More than 200,000 PPE non-surgical masks were delivered to volunteers of the Salvation Army and the Roman Catholic Diocese of Brooklyn Thursday morning to help prevent the spread of COVID-19 to volunteers and those they serve.
The masks were obtained by the Life Preservation Initiative (LPI) a coalition of 10 non-profit organizations from around the city supporting the fight against the spread of COVID-19. The group delivered the masks Thursday morning to the West 14th Street headquarters of the Salvation Army. The Salvation Army will accept 120,000 masks while another 80,000 will be given to the Roman Catholic Diocese of Brooklyn for their volunteers in food pantries, officials said.
Councilmember Peter Koo of Flushing Queens who helped with the effort, met with The Salvation Army and the Roman Catholic Church officials as they received the donation and hailed the effort as a strong step against the spread of COVID-19 and protecting both volunteers and their guests.
“There are so many volunteers here in a food pantry where they help so many people and so they need many masks because they can only use them for one day,” said Koo joking that he was happy to be on hand and away from City Council Zoom meetings. “They provide a vital service that’s so important to the community.”
The masks will be provided to more than 2000 corps employees and volunteer in community centers, men’s and family shelters, and their social services programs throughout the Greater New York area, officials say.

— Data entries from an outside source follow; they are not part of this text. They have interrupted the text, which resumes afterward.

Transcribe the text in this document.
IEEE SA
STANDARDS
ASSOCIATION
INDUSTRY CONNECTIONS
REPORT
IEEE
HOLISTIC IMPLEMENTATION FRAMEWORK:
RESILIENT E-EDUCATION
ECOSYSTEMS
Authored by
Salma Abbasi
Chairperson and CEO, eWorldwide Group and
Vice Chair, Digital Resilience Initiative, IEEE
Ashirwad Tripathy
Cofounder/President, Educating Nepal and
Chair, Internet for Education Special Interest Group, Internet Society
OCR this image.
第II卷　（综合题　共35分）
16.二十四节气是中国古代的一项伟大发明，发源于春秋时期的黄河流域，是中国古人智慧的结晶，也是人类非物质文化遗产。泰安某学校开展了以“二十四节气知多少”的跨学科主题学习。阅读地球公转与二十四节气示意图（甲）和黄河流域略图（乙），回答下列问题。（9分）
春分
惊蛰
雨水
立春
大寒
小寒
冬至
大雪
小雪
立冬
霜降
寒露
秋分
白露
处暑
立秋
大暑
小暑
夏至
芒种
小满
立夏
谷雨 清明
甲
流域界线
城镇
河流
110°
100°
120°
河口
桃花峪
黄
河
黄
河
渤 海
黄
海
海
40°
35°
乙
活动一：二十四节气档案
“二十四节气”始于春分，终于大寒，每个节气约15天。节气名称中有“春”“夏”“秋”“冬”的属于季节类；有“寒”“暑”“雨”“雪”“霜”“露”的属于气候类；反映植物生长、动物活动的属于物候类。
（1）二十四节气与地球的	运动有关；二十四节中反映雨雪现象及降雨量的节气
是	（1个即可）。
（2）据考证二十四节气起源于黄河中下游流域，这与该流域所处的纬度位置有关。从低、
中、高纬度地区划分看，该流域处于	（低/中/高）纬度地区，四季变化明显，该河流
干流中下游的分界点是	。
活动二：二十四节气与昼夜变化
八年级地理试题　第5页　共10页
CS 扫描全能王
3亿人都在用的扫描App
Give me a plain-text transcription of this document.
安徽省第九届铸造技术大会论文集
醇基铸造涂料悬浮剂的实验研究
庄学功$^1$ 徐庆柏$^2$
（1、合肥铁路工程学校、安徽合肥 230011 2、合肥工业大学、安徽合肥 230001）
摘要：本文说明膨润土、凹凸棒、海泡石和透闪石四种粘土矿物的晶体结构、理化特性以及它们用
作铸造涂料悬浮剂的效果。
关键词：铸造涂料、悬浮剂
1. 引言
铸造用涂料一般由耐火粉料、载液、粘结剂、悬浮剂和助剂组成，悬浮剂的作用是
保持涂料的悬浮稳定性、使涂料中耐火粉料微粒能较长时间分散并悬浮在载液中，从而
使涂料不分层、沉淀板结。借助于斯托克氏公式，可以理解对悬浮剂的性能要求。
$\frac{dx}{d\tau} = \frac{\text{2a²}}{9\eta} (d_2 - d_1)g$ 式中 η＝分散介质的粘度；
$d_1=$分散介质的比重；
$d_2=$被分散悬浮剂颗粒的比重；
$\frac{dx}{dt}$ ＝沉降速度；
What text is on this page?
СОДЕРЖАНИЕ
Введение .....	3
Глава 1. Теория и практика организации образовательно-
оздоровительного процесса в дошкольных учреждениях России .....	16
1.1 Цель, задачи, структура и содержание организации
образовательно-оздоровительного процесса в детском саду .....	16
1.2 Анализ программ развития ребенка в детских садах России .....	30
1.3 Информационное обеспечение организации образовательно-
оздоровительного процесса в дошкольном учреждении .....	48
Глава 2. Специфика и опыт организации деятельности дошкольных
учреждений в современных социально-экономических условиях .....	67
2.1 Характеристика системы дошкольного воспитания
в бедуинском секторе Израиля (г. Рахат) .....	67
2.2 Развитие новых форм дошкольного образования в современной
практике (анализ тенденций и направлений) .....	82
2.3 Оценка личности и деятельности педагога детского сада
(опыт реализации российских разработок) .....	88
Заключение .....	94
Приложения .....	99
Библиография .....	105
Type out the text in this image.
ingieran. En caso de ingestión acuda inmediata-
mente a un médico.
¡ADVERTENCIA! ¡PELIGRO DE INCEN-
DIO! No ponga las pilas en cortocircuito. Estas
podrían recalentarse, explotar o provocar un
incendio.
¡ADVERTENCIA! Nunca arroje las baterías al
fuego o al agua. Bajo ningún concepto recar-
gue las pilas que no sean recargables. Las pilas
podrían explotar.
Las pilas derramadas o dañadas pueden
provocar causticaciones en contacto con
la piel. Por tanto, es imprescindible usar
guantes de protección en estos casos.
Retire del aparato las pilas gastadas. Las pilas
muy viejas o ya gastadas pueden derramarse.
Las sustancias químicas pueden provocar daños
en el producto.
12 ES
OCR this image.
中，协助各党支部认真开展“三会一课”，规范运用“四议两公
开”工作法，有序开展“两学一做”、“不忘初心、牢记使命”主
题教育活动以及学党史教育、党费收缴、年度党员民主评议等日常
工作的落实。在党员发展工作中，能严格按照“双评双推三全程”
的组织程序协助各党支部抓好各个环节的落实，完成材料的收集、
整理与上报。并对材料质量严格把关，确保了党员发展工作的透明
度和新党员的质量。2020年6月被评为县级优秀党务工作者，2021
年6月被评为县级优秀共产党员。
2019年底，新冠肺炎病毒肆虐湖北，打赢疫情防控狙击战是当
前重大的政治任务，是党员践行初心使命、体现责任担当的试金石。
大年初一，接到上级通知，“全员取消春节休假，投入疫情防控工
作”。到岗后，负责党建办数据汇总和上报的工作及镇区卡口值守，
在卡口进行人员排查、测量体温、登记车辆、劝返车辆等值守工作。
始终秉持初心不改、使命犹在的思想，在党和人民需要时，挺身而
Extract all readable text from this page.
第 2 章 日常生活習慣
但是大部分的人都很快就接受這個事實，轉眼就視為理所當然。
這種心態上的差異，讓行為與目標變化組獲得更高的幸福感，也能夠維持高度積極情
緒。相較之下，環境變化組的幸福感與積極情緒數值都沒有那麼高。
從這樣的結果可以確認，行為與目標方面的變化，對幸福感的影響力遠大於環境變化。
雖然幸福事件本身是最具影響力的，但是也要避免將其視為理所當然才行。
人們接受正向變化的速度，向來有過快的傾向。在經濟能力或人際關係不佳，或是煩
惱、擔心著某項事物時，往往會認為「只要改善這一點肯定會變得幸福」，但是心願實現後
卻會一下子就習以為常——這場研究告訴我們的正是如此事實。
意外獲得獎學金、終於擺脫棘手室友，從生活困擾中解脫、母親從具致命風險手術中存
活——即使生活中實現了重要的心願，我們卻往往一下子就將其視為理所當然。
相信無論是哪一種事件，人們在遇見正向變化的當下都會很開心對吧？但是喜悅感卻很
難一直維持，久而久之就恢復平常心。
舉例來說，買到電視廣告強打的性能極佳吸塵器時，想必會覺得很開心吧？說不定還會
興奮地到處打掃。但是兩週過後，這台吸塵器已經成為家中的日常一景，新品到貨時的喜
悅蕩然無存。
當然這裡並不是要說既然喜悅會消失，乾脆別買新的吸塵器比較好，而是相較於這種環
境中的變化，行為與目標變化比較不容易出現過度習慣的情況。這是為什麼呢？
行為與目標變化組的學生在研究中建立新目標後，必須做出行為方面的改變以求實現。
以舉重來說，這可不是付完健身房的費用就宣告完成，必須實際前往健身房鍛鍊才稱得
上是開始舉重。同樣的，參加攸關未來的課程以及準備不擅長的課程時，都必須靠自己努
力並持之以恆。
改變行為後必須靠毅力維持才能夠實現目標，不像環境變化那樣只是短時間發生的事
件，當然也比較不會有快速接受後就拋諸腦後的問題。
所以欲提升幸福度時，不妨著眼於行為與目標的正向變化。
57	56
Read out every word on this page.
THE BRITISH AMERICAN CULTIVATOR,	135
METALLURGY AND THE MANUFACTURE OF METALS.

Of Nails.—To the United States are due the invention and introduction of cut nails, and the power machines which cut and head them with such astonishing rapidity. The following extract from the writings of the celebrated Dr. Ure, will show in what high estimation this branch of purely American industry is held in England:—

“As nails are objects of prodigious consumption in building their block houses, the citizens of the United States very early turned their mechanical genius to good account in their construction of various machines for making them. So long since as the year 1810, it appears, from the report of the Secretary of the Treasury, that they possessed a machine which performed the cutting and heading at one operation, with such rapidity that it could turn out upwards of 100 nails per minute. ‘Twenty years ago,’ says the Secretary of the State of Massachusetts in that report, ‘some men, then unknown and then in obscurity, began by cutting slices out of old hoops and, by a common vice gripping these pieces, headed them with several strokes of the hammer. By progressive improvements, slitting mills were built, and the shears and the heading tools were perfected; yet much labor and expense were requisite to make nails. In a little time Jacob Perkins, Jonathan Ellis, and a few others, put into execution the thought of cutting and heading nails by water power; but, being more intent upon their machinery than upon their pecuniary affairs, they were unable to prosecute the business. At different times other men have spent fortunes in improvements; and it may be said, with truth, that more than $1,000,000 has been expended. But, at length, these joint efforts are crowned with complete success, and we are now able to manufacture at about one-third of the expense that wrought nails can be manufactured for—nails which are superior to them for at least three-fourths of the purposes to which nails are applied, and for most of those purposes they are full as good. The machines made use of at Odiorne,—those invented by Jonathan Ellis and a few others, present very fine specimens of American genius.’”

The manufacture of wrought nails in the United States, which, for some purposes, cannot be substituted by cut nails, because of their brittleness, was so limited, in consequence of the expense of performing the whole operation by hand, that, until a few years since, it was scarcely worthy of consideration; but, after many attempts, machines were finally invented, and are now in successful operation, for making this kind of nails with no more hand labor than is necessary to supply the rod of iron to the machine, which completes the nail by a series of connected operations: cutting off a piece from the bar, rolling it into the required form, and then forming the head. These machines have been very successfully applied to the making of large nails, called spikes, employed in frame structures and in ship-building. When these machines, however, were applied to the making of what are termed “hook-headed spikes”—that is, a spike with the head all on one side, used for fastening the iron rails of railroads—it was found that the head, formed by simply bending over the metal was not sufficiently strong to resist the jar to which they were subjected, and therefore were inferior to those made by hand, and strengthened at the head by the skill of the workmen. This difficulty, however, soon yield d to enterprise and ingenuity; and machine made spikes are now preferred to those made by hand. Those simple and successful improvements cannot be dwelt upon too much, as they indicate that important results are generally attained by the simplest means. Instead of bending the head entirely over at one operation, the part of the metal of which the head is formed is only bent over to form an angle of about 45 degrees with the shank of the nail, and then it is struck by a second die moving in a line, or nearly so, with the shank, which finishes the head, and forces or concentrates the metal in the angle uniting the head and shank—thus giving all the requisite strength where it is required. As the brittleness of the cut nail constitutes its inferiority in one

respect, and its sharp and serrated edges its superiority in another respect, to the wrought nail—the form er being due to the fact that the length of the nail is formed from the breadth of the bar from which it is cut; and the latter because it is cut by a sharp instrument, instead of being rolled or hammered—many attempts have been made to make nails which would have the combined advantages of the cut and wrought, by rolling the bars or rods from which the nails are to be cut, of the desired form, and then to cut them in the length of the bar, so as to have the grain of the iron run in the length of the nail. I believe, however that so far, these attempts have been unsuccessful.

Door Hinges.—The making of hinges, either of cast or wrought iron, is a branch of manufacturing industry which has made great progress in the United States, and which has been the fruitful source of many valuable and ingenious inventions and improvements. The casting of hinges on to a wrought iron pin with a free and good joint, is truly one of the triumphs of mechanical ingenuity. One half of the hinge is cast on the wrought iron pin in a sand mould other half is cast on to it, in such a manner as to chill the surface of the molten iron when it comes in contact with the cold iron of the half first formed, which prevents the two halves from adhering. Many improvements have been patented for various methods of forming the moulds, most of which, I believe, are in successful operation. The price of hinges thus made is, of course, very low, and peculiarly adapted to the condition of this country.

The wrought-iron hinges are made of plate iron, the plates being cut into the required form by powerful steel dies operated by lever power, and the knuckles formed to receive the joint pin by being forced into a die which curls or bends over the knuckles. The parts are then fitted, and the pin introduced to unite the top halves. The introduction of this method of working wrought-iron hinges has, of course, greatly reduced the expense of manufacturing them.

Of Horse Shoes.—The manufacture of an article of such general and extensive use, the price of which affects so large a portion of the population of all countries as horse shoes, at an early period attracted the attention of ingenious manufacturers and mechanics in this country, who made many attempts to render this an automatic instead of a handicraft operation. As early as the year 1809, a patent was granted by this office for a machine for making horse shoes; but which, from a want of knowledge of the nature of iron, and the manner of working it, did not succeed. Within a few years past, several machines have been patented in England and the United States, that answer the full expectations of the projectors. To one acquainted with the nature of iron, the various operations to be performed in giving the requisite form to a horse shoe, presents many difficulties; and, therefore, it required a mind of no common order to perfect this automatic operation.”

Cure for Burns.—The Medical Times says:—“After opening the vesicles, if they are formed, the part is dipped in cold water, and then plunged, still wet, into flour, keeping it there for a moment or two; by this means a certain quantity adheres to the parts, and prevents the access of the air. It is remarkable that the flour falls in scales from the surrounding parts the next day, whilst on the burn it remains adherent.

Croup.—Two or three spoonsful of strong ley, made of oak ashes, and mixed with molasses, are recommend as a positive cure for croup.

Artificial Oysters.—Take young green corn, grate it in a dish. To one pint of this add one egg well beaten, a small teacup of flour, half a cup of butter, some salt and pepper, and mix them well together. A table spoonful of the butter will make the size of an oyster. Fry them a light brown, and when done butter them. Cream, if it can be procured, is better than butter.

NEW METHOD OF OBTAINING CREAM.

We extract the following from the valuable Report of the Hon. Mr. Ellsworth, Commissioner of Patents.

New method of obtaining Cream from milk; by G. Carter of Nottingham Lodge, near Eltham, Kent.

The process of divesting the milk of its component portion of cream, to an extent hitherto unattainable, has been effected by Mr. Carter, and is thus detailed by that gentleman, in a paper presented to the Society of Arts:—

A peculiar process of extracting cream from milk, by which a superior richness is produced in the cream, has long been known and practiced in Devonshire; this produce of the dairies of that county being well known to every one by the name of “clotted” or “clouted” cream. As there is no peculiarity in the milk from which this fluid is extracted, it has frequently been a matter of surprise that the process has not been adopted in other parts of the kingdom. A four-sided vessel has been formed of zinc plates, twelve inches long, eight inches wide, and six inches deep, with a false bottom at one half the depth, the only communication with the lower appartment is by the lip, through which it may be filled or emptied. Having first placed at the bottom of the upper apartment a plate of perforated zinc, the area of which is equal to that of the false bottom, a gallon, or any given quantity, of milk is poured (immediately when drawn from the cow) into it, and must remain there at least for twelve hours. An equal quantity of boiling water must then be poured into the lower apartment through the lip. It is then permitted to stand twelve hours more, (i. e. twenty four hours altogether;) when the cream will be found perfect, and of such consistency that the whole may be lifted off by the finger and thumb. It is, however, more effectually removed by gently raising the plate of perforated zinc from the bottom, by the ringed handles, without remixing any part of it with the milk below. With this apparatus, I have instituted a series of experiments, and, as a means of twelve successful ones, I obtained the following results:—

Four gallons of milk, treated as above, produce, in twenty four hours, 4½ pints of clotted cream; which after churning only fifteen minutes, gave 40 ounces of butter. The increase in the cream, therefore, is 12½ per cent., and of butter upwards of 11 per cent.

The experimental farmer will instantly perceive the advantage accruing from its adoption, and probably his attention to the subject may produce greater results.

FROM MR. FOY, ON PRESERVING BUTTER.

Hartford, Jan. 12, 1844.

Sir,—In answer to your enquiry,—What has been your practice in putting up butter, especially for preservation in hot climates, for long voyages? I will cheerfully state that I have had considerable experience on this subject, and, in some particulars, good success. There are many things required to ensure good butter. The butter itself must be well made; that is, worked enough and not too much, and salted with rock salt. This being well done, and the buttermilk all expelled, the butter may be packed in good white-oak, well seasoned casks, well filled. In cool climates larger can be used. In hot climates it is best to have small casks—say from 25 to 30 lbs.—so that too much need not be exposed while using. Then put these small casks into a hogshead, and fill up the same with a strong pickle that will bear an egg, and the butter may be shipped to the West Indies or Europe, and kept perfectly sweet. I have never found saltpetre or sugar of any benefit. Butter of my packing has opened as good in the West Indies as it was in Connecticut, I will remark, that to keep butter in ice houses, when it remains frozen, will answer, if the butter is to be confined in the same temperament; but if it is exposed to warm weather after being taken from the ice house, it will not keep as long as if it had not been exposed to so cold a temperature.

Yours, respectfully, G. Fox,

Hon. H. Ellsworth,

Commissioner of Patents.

Major Lurlene Diaz, Divisional Director for The Salvation Army Greater New York Division, said, “While we are primarily going to be giving masks to our staff, we will also be providing them to our guests who lack a mask.”
Diaz said they are currently feeding 250 people a day, four days a week at 14th Street. Another agency serves out of the same location on Fridays, she added.
“In the beginning, our volunteers were serving without any protection for the first 10 days of the outbreak because we couldn’t get them as the masks were going to health care workers first,” Diaz said. “We had a lot 0f people that we serve come down with coronavirus, but we did have three people in leadership, including my husband, come down with it – we don’t know how he got it. In our shelters we had some staff come down with it, but they were fine after quarantine – it didn’t break out. our adult rehabilitation centers were on lockdown right away. Unfortunately, we had some extended family members who died.”
“Some masks will go to the guests, some just don’t have access to them,” Diaz said.